Entreprises & Start-up Sur le papier, la Zoé, la voiture électrique de Renault a tout pour plaire: 135 km/h en vitesse de pointe, poids plume et... 0 g d'émissions de CO2. Seule ombre au tableau jusqu'ici: une autonomie limitée officiellement à 210 km (en réalité, on serait plutôt aux alentours de 100 à 150 km, selon ce test du magazine Le Point). Cette question de l'autonomie, qui transforme le moindre trajet au long cours en véritable chemin de croix, a d'ailleurs déjà été évoquée par LaLibre.be (plus de détails en cliquant ici).
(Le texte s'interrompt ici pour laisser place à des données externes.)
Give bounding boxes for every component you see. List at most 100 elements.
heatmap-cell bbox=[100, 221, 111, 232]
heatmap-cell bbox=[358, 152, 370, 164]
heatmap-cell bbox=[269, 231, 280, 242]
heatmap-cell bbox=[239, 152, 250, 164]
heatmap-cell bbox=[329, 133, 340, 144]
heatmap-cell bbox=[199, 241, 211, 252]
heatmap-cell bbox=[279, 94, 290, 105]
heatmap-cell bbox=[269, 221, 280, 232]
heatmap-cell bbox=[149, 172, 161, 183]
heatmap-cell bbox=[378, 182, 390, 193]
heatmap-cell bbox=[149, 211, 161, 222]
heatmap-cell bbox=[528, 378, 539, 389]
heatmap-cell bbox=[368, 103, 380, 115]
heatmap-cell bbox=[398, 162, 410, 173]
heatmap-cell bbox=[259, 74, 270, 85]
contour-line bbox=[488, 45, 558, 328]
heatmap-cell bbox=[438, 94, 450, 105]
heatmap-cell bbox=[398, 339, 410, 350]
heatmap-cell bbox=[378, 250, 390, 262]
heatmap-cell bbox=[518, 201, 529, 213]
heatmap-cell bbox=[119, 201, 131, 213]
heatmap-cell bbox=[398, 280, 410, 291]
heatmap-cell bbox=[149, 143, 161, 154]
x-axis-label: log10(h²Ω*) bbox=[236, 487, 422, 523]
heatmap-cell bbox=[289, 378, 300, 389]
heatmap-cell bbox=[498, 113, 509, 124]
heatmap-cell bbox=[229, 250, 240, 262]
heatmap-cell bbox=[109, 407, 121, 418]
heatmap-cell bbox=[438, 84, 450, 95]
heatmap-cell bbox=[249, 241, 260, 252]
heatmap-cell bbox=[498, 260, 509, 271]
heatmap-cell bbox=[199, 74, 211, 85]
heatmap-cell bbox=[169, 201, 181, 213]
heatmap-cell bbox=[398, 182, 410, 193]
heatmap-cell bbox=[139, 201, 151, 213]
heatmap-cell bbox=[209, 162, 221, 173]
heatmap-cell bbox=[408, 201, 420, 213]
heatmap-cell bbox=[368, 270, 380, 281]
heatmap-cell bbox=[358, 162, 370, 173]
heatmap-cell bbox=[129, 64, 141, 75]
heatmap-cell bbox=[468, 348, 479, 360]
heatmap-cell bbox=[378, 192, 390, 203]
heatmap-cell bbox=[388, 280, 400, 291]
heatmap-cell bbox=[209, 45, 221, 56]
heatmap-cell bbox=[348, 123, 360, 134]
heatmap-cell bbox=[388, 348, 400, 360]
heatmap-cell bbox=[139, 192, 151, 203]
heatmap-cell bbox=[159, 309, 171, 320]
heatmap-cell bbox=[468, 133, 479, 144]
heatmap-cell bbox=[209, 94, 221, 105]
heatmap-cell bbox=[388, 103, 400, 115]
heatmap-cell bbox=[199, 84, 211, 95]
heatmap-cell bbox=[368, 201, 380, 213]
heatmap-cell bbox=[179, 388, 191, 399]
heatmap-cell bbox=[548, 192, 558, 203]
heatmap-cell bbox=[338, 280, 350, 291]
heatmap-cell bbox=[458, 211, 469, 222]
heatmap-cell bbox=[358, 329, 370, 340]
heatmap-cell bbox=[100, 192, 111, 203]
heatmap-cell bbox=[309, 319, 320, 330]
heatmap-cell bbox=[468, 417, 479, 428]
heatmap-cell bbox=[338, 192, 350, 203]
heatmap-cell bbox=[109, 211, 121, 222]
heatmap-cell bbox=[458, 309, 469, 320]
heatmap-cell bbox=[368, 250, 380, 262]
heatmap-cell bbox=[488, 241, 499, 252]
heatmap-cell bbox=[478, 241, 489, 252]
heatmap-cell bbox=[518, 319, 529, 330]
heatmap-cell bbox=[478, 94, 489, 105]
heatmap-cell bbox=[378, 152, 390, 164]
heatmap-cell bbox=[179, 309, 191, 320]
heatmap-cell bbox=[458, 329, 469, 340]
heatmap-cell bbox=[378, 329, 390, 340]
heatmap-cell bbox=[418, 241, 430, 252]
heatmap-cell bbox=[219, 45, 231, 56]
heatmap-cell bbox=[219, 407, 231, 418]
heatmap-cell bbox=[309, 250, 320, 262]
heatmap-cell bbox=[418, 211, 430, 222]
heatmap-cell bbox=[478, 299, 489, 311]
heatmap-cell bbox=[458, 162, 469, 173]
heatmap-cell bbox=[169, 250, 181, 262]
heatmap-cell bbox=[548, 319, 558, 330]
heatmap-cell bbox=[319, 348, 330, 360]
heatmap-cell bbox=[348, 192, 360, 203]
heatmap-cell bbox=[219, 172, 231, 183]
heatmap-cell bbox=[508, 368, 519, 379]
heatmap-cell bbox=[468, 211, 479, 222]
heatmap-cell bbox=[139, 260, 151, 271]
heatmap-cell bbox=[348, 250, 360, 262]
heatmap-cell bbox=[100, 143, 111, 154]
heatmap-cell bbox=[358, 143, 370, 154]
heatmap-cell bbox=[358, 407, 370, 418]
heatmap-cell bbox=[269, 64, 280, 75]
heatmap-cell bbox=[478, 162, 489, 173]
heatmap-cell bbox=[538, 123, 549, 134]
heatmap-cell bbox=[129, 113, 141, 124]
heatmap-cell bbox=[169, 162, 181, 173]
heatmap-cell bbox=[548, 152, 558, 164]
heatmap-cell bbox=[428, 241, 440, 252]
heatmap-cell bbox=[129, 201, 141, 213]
Un point supplémentaire risque bien de fâcher les utilisateurs: la batterie de la voiture. Celle-ci n'est pas vraiment comprise dans le prix d'achat. Au contraire, elle fait l'objet d'un contrat de location avec le constructeur! Les tarifs commencent à 79 euros pour 10 000 km par an et peuvent atteindre 142 euros annuels pour 30 000 km. L'objectif serait de rendre ce type de véhicule, qui coûte aux alentours de 20 000 euros, plus accessible.


Impayé? Bloqué... à distance!


Et si on ne paye pas la location? C'est là que ça coince! Renault peut bloquer ses voitures à distance grâce à un programme informatique. Voilà qui ne plait pas beaucoup à l'Electronic Frontier Foundation (EFF), une organisation qui lutte pour la liberté des utilisateurs de produits digitaux.


Selon des propos repris par PC Inpact sur son site internet, l'EFF note qu'"au lieu de vendre aux consommateurs des voitures qu’ils peuvent utiliser, réparer, et mettre à niveau comme ils l’entendent, Renault préfère verrouiller les acheteurs dans un contrat de location avec un fabricant de batteries tout en faisant respecter le contrat avec des DRM [pour "Digital Rights Management", soit des "verrous numériques", NDLR] qui permet d’empêcher à distance le rechargement de la batterie."


Si la direction de Renault refuse de parler de verrou numérique sur ses voitures, nul doute que ces batteries "à abonnement" risquent de faire hésiter les conducteurs tentés par ce qu'on leur présente comme l'avenir de l'automobile.

Demande de rectification de Renault

Suite à la publication de cet article, Renault nous demande de rectifier l'information, "les batteries de Zoé disposent d’une unité de télécommunication (TCU) qui ne gère pas les DRM. Ce système de gestion électronique permet l’optimisation de la charge et de l’entretien tout en garantissant la sécurité au cours de l’utilisation. En aucun cas il n’interfère avec l’usage et la propriété de son véhicule par le client."